Lembrando que há outras duas apresentações que vão usar Spore como assunto, então a GDC desse ano estará repleta de novidades para nós!

Washington Post: Evoluindo o Mundo Virtual

Washington Post:

Mas a multidão ficou mais encantada com Will Wright, criador de The Sims, que mostrou um novo jogo que está desenvolvendo na Electronic Arts chamado Spore. Ele permite que os jogadores criem espécies inteiras e façam com que elas evoluam dentro de um universo povoado por espécies e cidades criadas por outros jogadores. A idéia é colocar os jogadores no papel de um George Lucas ou um “Deus Galáctico”, disse Wright, e deixá-los compartilhar suas criações pela Internet em um ambiente virtual.

A criação de “mundos vivos” tem se tornado cada vez mais cara, e o conteúdo que os jogadores normalmente criam por conta própria não é tão bom assim, porque a maioria não possui a proficiência técnica dos desenvolvedores profissionais. Os criadores de jogos visam mudar isso, aproveitando o poder dos computadores para amplificar sua obra, disse Wright.

“Os computadores podem, na verdade, modelar os jogadores enquanto jogam, analisar o jogo deles - quais escolhas eles fazem, quais interações e frequências sociais”, disse ele. Os computadores podem melhorar os resultados das decisões dos jogadores usando modelos de física e comportamento.

Isso é o que acontece em Spore. Os jogadores criam criaturas usando menus simples, decidindo que tipo de membros e cores devem ter. No fundo, o computador aplica modelos de animação para fazer suas criaturas parecerem algo feito pela Pixar.

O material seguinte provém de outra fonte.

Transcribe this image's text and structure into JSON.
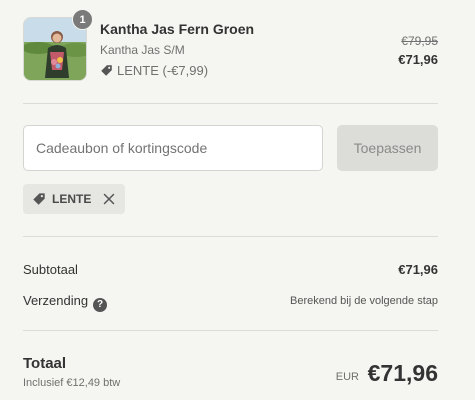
{
  "product": {
    "quantity": "1",
    "name": "Kantha Jas Fern Groen",
    "variant": "Kantha Jas S/M",
    "discount_label": "LENTE (-€7,99)",
    "original_price": "€79,95",
    "price": "€71,96",
    "image_icon": "product-photo"
  },
  "discount": {
    "placeholder": "Cadeaubon of kortingscode",
    "apply_label": "Toepassen",
    "applied_code": "LENTE"
  },
  "summary": {
    "subtotal_label": "Subtotaal",
    "subtotal_value": "€71,96",
    "shipping_label": "Verzending",
    "shipping_value": "Berekend bij de volgende stap",
    "total_label": "Totaal",
    "tax_note": "Inclusief €12,49 btw",
    "currency": "EUR",
    "total_value": "€71,96"
  },
  "colors": {
    "background": "#f5f5f1",
    "text": "#333333",
    "muted": "#707070",
    "button_disabled": "#dcdcd8"
  }
}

Wright mostrou animações vívidas das cidades, que vão desde aldeias fantasiosas até cidades urbanas que lembram onde vivemos hoje. As criações de cada jogador aparecem nas telas de outros jogadores porque o Spore redistribui a criação de cada pessoa pela Internet para todos que estão jogando. Os jogadores começam criando criaturas unicelulares, que evoluem para civilizações inteiras. Eventualmente, o jogo leva à viagem espacial ao redor de um universo repleto de planetas imaginários, cada um representado em detalhes surpreendentes.

“Por muito tempo, os jogos foram considerados os novos filmes”, disse Wright. “Isso ignora as oportunidades interessantes nos jogos.”